In the 2017 anthology To hell and back of 70 modern English translations (after 1782) of Hell, which includes Denny among 18 post-2000 translators, he is the only one to honor the original with such witty fidelity – a vital distinction in the secular present. The majority, including Dorothy Sayers in her beloved version, opt for Dante’s original terza rima. For many this may prove a limitation, as Denny’s syllabic counting affords him the freedom to keep pace and rhyme his verses with wit and even humor, as God with thud.

After declaring his revitalizing intentions by renaming the titles of the books, Denny’s new strike begins with the famous opening lines. In Longfellow’s famous translation of 1867, these are:

Halfway through life’s journey
I found myself in a dark forest
Denny’s version opens in one line:
In the middle of the ride of this life some call good
and carry on
I came to myself in a corpse-colored wood,
Having strayed or abandoned the straight path.

Its modernity is clear but never shocking:
…and not only that, but a hail of golf balls
hang in ice the dregs of a shit bucket
thundered on the miasma of the ground. (Flambé6:1)

Contemporary allusions can be perfectly discreet:
Scattered like day trippers across the gentle plain

again I approached my faithful companion,
without whose stern direction, how would I have followed –
or even discerned – the long and winding road? (Bathe3:1)

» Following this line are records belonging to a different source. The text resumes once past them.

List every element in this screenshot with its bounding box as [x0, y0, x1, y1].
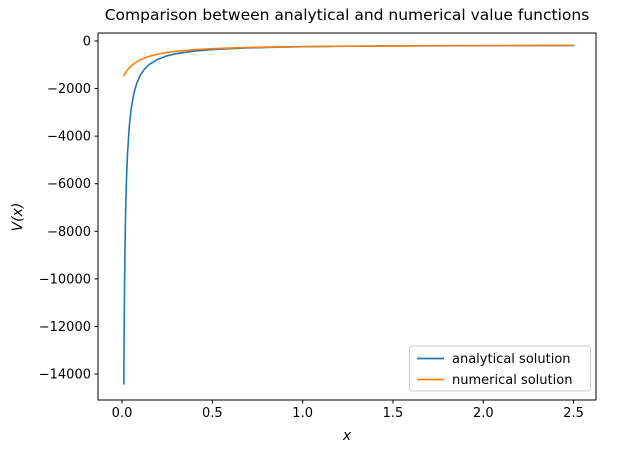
y-tick-label: 0: [83, 34, 91, 49]
legend-frame: [409, 345, 591, 392]
series-lines: [123, 44, 575, 385]
y-tick-label: −2000: [47, 82, 91, 97]
y-tick-label: −8000: [47, 225, 91, 240]
y-tick-label: −10000: [39, 272, 91, 287]
x-tick-label: 1.0: [292, 406, 313, 421]
y-tick-label: −14000: [39, 368, 91, 383]
y-tick-label: −12000: [39, 320, 91, 335]
x-tick-label: 2.5: [563, 406, 584, 421]
x-tick-label: 1.5: [383, 406, 404, 421]
x-tick-label: 0.0: [112, 406, 133, 421]
y-axis-ticks: 0 −2000 −4000 −6000 −8000 −10000 −12000 −14000: [39, 34, 98, 383]
x-tick-label: 0.5: [202, 406, 223, 421]
plot-area-border: [97, 32, 597, 401]
x-axis-ticks: 0.0 0.5 1.0 1.5 2.0 2.5: [112, 400, 584, 421]
legend-label-analytical: analytical solution: [452, 352, 571, 367]
chart-title: Comparison between analytical and numeri…: [105, 6, 590, 24]
series-line-numerical: [123, 44, 575, 77]
legend: analytical solution numerical solution: [409, 345, 591, 392]
legend-label-numerical: numerical solution: [452, 373, 572, 388]
x-axis-label: x: [342, 428, 352, 444]
y-tick-label: −6000: [47, 177, 91, 192]
y-axis-label: V(x): [10, 203, 26, 232]
x-tick-label: 2.0: [473, 406, 494, 421]
y-tick-label: −4000: [47, 130, 91, 145]
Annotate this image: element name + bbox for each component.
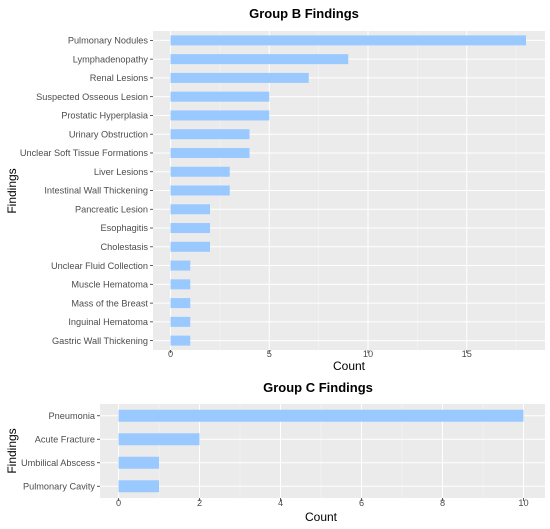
bar	[118, 409, 524, 422]
bar	[170, 91, 270, 102]
y-tick-label: Suspected Osseous Lesion	[36, 92, 148, 102]
x-axis-label: Count	[305, 510, 338, 524]
y-tick-label: Umbilical Abscess	[21, 458, 95, 468]
y-tick-label: Unclear Soft Tissue Formations	[20, 148, 149, 158]
bar	[170, 298, 191, 309]
y-tick-label: Gastric Wall Thickening	[52, 336, 148, 346]
x-axis-label: Count	[333, 359, 366, 373]
bars	[170, 35, 526, 346]
y-axis-label: Findings	[5, 428, 19, 473]
y-tick-label: Muscle Hematoma	[71, 280, 148, 290]
y-axis-label: Findings	[5, 168, 19, 213]
bar	[118, 456, 159, 469]
y-tick-label: Esophagitis	[101, 223, 149, 233]
bar	[170, 260, 191, 271]
x-tick-label: 6	[359, 498, 364, 508]
x-tick-label: 15	[462, 349, 472, 359]
y-tick-label: Prostatic Hyperplasia	[61, 111, 149, 121]
bar	[170, 241, 210, 252]
y-tick-labels: Pneumonia Acute Fracture Umbilical Abscess…	[21, 411, 100, 491]
x-tick-label: 2	[197, 498, 202, 508]
bar	[170, 279, 191, 290]
bar	[170, 316, 191, 327]
y-tick-label: Inguinal Hematoma	[68, 317, 149, 327]
y-tick-labels: Pulmonary Nodules Lymphadenopathy Renal Le…	[20, 36, 153, 346]
y-tick-label: Urinary Obstruction	[69, 129, 148, 139]
bar	[170, 147, 250, 158]
y-tick-label: Intestinal Wall Thickening	[44, 186, 148, 196]
bar	[170, 72, 309, 83]
y-tick-label: Cholestasis	[101, 242, 149, 252]
y-tick-label: Liver Lesions	[94, 167, 149, 177]
bar	[170, 223, 210, 234]
bar	[170, 54, 349, 65]
y-tick-label: Renal Lesions	[90, 73, 149, 83]
group-b-chart: Group B Findings Pulmonary Nodules Lympha…	[5, 6, 545, 373]
y-tick-label: Unclear Fluid Collection	[51, 261, 148, 271]
bar	[170, 204, 210, 215]
x-tick-label: 8	[440, 498, 445, 508]
y-tick-label: Pneumonia	[49, 411, 96, 421]
bar	[170, 335, 191, 346]
x-tick-labels: 0 5 10 15	[168, 349, 472, 359]
y-tick-label: Pulmonary Nodules	[68, 36, 149, 46]
chart-title: Group B Findings	[249, 6, 359, 21]
y-tick-label: Pancreatic Lesion	[75, 204, 148, 214]
y-tick-label: Pulmonary Cavity	[23, 481, 95, 491]
x-tick-label: 4	[278, 498, 283, 508]
y-tick-label: Acute Fracture	[35, 434, 95, 444]
x-tick-label: 10	[518, 498, 528, 508]
y-tick-label: Mass of the Breast	[71, 298, 148, 308]
bar	[170, 185, 230, 196]
bar	[170, 110, 270, 121]
bar	[118, 480, 159, 493]
bar	[170, 166, 230, 177]
y-tick-label: Lymphadenopathy	[73, 54, 149, 64]
x-tick-label: 5	[267, 349, 272, 359]
x-tick-label: 0	[168, 349, 173, 359]
bar	[170, 129, 250, 140]
group-c-chart: Group C Findings Pneumonia Acute Fracture…	[5, 380, 545, 524]
x-tick-labels: 0 2 4 6 8 10	[116, 498, 529, 508]
x-tick-label: 10	[363, 349, 373, 359]
bar	[118, 433, 200, 446]
chart-title: Group C Findings	[263, 380, 373, 395]
bar	[170, 35, 526, 46]
bars	[118, 409, 524, 493]
x-tick-label: 0	[116, 498, 121, 508]
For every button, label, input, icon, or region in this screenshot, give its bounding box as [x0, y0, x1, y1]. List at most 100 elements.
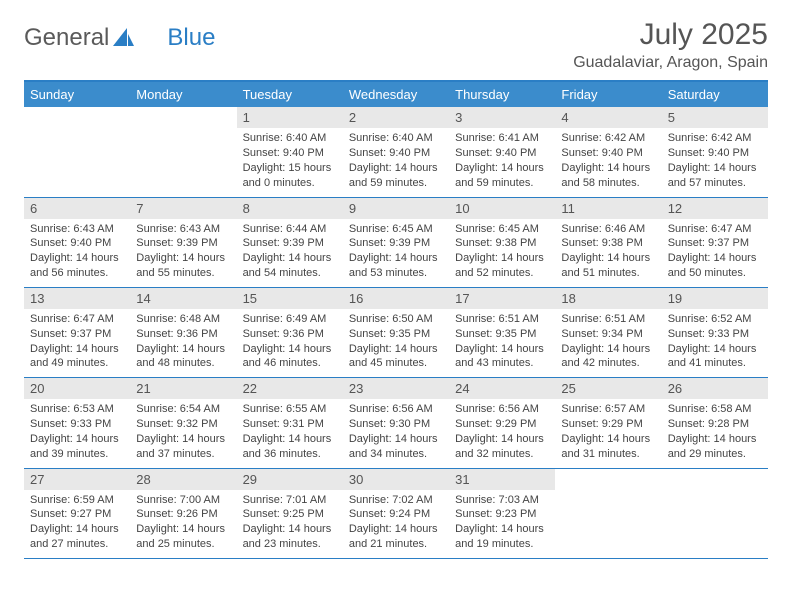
calendar-cell: 22Sunrise: 6:55 AMSunset: 9:31 PMDayligh…: [237, 378, 343, 468]
calendar-cell: 29Sunrise: 7:01 AMSunset: 9:25 PMDayligh…: [237, 468, 343, 558]
logo-text-2: Blue: [167, 24, 215, 52]
day-details: Sunrise: 6:58 AMSunset: 9:28 PMDaylight:…: [662, 399, 768, 467]
day-details: Sunrise: 7:00 AMSunset: 9:26 PMDaylight:…: [130, 490, 236, 558]
calendar-cell: 2Sunrise: 6:40 AMSunset: 9:40 PMDaylight…: [343, 107, 449, 197]
day-number: 21: [130, 378, 236, 399]
day-details: Sunrise: 6:52 AMSunset: 9:33 PMDaylight:…: [662, 309, 768, 377]
day-number: 1: [237, 107, 343, 128]
calendar-cell: 6Sunrise: 6:43 AMSunset: 9:40 PMDaylight…: [24, 197, 130, 287]
calendar-cell: 7Sunrise: 6:43 AMSunset: 9:39 PMDaylight…: [130, 197, 236, 287]
day-details: Sunrise: 6:47 AMSunset: 9:37 PMDaylight:…: [24, 309, 130, 377]
weekday-header: Monday: [130, 81, 236, 107]
day-details: Sunrise: 6:48 AMSunset: 9:36 PMDaylight:…: [130, 309, 236, 377]
day-number: 11: [555, 198, 661, 219]
day-details: Sunrise: 6:59 AMSunset: 9:27 PMDaylight:…: [24, 490, 130, 558]
calendar-week: 13Sunrise: 6:47 AMSunset: 9:37 PMDayligh…: [24, 287, 768, 377]
day-number: 4: [555, 107, 661, 128]
day-number: 30: [343, 469, 449, 490]
day-details: Sunrise: 6:40 AMSunset: 9:40 PMDaylight:…: [237, 128, 343, 196]
weekday-header: Saturday: [662, 81, 768, 107]
day-number: 6: [24, 198, 130, 219]
day-number: 10: [449, 198, 555, 219]
day-number: 3: [449, 107, 555, 128]
weekday-header: Sunday: [24, 81, 130, 107]
day-number: 23: [343, 378, 449, 399]
calendar-cell: 30Sunrise: 7:02 AMSunset: 9:24 PMDayligh…: [343, 468, 449, 558]
day-number: 17: [449, 288, 555, 309]
day-number: 7: [130, 198, 236, 219]
calendar-cell: 31Sunrise: 7:03 AMSunset: 9:23 PMDayligh…: [449, 468, 555, 558]
day-number: 16: [343, 288, 449, 309]
calendar-cell: [555, 468, 661, 558]
month-title: July 2025: [573, 18, 768, 52]
calendar-cell: 3Sunrise: 6:41 AMSunset: 9:40 PMDaylight…: [449, 107, 555, 197]
calendar-cell: 23Sunrise: 6:56 AMSunset: 9:30 PMDayligh…: [343, 378, 449, 468]
calendar-cell: 28Sunrise: 7:00 AMSunset: 9:26 PMDayligh…: [130, 468, 236, 558]
day-details: Sunrise: 6:50 AMSunset: 9:35 PMDaylight:…: [343, 309, 449, 377]
calendar-cell: 19Sunrise: 6:52 AMSunset: 9:33 PMDayligh…: [662, 287, 768, 377]
calendar-cell: 18Sunrise: 6:51 AMSunset: 9:34 PMDayligh…: [555, 287, 661, 377]
logo-text-1: General: [24, 24, 109, 52]
day-details: Sunrise: 6:43 AMSunset: 9:40 PMDaylight:…: [24, 219, 130, 287]
calendar-cell: [130, 107, 236, 197]
calendar-cell: [24, 107, 130, 197]
day-number: 8: [237, 198, 343, 219]
day-number: 28: [130, 469, 236, 490]
day-details: Sunrise: 6:44 AMSunset: 9:39 PMDaylight:…: [237, 219, 343, 287]
day-number: 24: [449, 378, 555, 399]
header: General Blue July 2025 Guadalaviar, Arag…: [24, 18, 768, 72]
day-details: Sunrise: 6:45 AMSunset: 9:39 PMDaylight:…: [343, 219, 449, 287]
day-details: Sunrise: 6:51 AMSunset: 9:34 PMDaylight:…: [555, 309, 661, 377]
day-number: 27: [24, 469, 130, 490]
day-number: 26: [662, 378, 768, 399]
calendar-cell: 27Sunrise: 6:59 AMSunset: 9:27 PMDayligh…: [24, 468, 130, 558]
calendar-cell: 17Sunrise: 6:51 AMSunset: 9:35 PMDayligh…: [449, 287, 555, 377]
weekday-row: SundayMondayTuesdayWednesdayThursdayFrid…: [24, 81, 768, 107]
day-number: 22: [237, 378, 343, 399]
day-details: Sunrise: 7:01 AMSunset: 9:25 PMDaylight:…: [237, 490, 343, 558]
day-details: Sunrise: 6:49 AMSunset: 9:36 PMDaylight:…: [237, 309, 343, 377]
day-details: Sunrise: 7:03 AMSunset: 9:23 PMDaylight:…: [449, 490, 555, 558]
calendar-cell: 5Sunrise: 6:42 AMSunset: 9:40 PMDaylight…: [662, 107, 768, 197]
day-number: 13: [24, 288, 130, 309]
calendar-cell: 9Sunrise: 6:45 AMSunset: 9:39 PMDaylight…: [343, 197, 449, 287]
day-details: Sunrise: 7:02 AMSunset: 9:24 PMDaylight:…: [343, 490, 449, 558]
calendar-head: SundayMondayTuesdayWednesdayThursdayFrid…: [24, 81, 768, 107]
title-block: July 2025 Guadalaviar, Aragon, Spain: [573, 18, 768, 72]
calendar-cell: 4Sunrise: 6:42 AMSunset: 9:40 PMDaylight…: [555, 107, 661, 197]
day-details: Sunrise: 6:47 AMSunset: 9:37 PMDaylight:…: [662, 219, 768, 287]
calendar-week: 20Sunrise: 6:53 AMSunset: 9:33 PMDayligh…: [24, 378, 768, 468]
calendar-body: 1Sunrise: 6:40 AMSunset: 9:40 PMDaylight…: [24, 107, 768, 559]
day-details: Sunrise: 6:40 AMSunset: 9:40 PMDaylight:…: [343, 128, 449, 196]
calendar-cell: 26Sunrise: 6:58 AMSunset: 9:28 PMDayligh…: [662, 378, 768, 468]
calendar-cell: 8Sunrise: 6:44 AMSunset: 9:39 PMDaylight…: [237, 197, 343, 287]
day-details: Sunrise: 6:41 AMSunset: 9:40 PMDaylight:…: [449, 128, 555, 196]
calendar-cell: 12Sunrise: 6:47 AMSunset: 9:37 PMDayligh…: [662, 197, 768, 287]
day-details: Sunrise: 6:54 AMSunset: 9:32 PMDaylight:…: [130, 399, 236, 467]
day-number: 20: [24, 378, 130, 399]
weekday-header: Wednesday: [343, 81, 449, 107]
day-details: Sunrise: 6:46 AMSunset: 9:38 PMDaylight:…: [555, 219, 661, 287]
day-details: Sunrise: 6:45 AMSunset: 9:38 PMDaylight:…: [449, 219, 555, 287]
day-details: Sunrise: 6:43 AMSunset: 9:39 PMDaylight:…: [130, 219, 236, 287]
calendar-cell: 14Sunrise: 6:48 AMSunset: 9:36 PMDayligh…: [130, 287, 236, 377]
location: Guadalaviar, Aragon, Spain: [573, 54, 768, 72]
weekday-header: Friday: [555, 81, 661, 107]
day-number: 29: [237, 469, 343, 490]
day-details: Sunrise: 6:53 AMSunset: 9:33 PMDaylight:…: [24, 399, 130, 467]
day-number: 25: [555, 378, 661, 399]
calendar-week: 27Sunrise: 6:59 AMSunset: 9:27 PMDayligh…: [24, 468, 768, 558]
day-number: 15: [237, 288, 343, 309]
calendar-cell: 21Sunrise: 6:54 AMSunset: 9:32 PMDayligh…: [130, 378, 236, 468]
calendar-week: 1Sunrise: 6:40 AMSunset: 9:40 PMDaylight…: [24, 107, 768, 197]
day-number: 2: [343, 107, 449, 128]
day-number: 5: [662, 107, 768, 128]
calendar-cell: 1Sunrise: 6:40 AMSunset: 9:40 PMDaylight…: [237, 107, 343, 197]
day-number: 9: [343, 198, 449, 219]
weekday-header: Thursday: [449, 81, 555, 107]
day-details: Sunrise: 6:57 AMSunset: 9:29 PMDaylight:…: [555, 399, 661, 467]
calendar-cell: 20Sunrise: 6:53 AMSunset: 9:33 PMDayligh…: [24, 378, 130, 468]
day-details: Sunrise: 6:55 AMSunset: 9:31 PMDaylight:…: [237, 399, 343, 467]
day-details: Sunrise: 6:51 AMSunset: 9:35 PMDaylight:…: [449, 309, 555, 377]
calendar-cell: [662, 468, 768, 558]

As its preface explains,B‘ represents a digit for the Comedythe all-encompassing association: from Beatrice, too obvious to enumerate, to Bella, Dante’s mother, “who died when he was young, and the bell that calls the sleeping spirit to God”. The shows above B are also for the Beatles.

the Hell is usually as far as modern drives from Comedy obtain, satisfy a taste for sensationalism made more essential as daily life speeds up and attention spans shorten. But at the same time Flambé is suitably hellish, Denny’s Bathe and happiness prove equally convincing for the refresh of the revision; and not just Dante, as shown in this reworking of a natural wonder, The Singing Ascent of the Lark, the inspiration for some of England’s most popular poems. With typical novelty, he marvels at the bird’s no less dramatic silent descent:

“Now he testifies to the grace of God in the way that you go astray
Earth can’t understand, though even he
I can only see so far into this infinity.
Like a lark climbing a pale blue sky, first
singing then silent as overflowing with the last
wild phrase – too mysterious even for itself –
so seemed to me this mark or imprint of the Self.
The eternal joy whose unfathomable desire
we arrive at the right time to be who we really are; (Bliss: 20.5)

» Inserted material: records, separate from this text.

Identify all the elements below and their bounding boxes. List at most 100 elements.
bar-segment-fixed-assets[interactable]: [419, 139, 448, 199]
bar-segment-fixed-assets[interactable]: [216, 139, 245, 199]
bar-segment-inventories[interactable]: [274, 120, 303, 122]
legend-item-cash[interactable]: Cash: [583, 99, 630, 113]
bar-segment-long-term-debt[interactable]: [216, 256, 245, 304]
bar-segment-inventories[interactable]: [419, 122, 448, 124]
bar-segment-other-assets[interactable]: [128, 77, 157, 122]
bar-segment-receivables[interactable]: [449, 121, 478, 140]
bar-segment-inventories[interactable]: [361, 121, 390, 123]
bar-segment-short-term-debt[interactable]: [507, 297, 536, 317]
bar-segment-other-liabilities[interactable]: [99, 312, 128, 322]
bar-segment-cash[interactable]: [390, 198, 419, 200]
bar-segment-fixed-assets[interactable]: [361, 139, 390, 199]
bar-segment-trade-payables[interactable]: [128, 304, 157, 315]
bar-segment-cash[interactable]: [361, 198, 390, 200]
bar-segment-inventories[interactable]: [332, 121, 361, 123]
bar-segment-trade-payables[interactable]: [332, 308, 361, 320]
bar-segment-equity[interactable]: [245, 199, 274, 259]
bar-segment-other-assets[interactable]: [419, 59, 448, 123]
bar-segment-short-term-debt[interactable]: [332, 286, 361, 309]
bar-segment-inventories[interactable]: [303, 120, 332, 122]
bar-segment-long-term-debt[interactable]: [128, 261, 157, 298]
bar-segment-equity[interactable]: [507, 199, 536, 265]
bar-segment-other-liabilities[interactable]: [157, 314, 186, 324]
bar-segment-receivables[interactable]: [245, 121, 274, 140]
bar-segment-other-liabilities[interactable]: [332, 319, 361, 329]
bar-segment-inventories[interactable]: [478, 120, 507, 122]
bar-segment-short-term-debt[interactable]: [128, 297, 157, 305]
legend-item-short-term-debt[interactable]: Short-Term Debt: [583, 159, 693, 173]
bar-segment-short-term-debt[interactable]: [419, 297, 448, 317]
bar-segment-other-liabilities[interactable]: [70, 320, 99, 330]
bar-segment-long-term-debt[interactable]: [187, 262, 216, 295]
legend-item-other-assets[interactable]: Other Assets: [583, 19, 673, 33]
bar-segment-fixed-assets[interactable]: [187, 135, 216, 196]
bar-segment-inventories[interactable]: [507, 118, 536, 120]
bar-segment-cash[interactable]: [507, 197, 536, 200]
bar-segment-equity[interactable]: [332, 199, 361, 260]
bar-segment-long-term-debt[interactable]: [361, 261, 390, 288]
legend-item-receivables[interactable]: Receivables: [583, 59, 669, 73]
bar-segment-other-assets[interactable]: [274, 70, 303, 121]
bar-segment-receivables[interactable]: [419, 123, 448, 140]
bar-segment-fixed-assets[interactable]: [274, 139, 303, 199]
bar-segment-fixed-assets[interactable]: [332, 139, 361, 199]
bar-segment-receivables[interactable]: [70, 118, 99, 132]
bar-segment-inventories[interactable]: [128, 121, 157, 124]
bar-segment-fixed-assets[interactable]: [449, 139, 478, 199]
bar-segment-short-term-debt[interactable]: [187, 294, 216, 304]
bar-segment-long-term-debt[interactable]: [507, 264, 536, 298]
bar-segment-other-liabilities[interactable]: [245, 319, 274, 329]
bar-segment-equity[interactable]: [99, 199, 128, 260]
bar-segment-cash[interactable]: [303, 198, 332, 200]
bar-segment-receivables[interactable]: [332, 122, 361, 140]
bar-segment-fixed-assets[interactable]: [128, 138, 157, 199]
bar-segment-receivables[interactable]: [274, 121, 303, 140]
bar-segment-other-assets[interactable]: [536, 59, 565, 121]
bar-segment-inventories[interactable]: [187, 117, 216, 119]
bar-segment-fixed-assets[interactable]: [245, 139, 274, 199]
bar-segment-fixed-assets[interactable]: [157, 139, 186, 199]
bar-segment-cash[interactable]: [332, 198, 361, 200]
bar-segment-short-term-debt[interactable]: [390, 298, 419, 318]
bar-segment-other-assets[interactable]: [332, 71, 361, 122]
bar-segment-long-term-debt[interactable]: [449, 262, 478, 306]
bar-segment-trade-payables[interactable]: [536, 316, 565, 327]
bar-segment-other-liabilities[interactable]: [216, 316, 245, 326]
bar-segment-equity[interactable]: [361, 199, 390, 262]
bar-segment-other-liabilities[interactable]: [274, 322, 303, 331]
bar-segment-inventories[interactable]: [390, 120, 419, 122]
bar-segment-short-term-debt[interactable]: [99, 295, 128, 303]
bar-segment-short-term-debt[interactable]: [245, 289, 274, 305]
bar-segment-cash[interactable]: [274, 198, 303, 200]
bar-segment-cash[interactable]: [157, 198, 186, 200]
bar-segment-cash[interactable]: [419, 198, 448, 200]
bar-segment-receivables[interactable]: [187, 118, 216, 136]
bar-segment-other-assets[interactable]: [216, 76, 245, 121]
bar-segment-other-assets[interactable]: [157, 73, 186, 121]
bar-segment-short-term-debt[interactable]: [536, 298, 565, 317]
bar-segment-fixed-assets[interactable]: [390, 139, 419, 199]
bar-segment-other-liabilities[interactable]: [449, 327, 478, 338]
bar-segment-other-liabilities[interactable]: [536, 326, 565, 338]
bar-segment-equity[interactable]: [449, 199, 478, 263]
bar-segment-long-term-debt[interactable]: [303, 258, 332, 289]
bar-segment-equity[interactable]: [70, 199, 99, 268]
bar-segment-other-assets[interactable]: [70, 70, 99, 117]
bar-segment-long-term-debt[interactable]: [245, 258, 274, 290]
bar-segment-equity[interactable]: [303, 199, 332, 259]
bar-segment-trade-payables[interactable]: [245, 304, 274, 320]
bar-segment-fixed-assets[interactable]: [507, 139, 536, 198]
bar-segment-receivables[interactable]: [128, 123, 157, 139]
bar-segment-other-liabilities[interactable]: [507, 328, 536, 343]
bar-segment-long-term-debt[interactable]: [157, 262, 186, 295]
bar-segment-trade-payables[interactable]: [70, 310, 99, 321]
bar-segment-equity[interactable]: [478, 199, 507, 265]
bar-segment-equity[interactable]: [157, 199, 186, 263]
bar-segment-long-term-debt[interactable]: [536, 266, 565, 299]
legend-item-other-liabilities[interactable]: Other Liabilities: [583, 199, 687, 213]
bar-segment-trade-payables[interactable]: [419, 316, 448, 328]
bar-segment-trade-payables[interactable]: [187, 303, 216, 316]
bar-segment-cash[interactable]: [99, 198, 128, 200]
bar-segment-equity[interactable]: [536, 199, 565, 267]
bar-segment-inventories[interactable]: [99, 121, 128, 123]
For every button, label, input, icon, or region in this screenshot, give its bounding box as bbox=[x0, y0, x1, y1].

Virgil cannot lead Dante into the paradise promised by the risen Christ because he was a pre-Christian Roman pagan. It is Dante’s second guide, the beatrice Beatrice, promise of divinity but in earthly reality the object of his courteous and spotless love (in real life he has only seen her twice), who guides him. of Bathe (Purgatory) in happiness (paradise) where, in the beautiful and last words of Denny, the intellect, the will and all the desires are held by the Love that moves the sun and the unspeakable stars.

B is the spectacular confirmation of the talent revealed in Ned Denny’s first award-winning collection, Supernatural toys.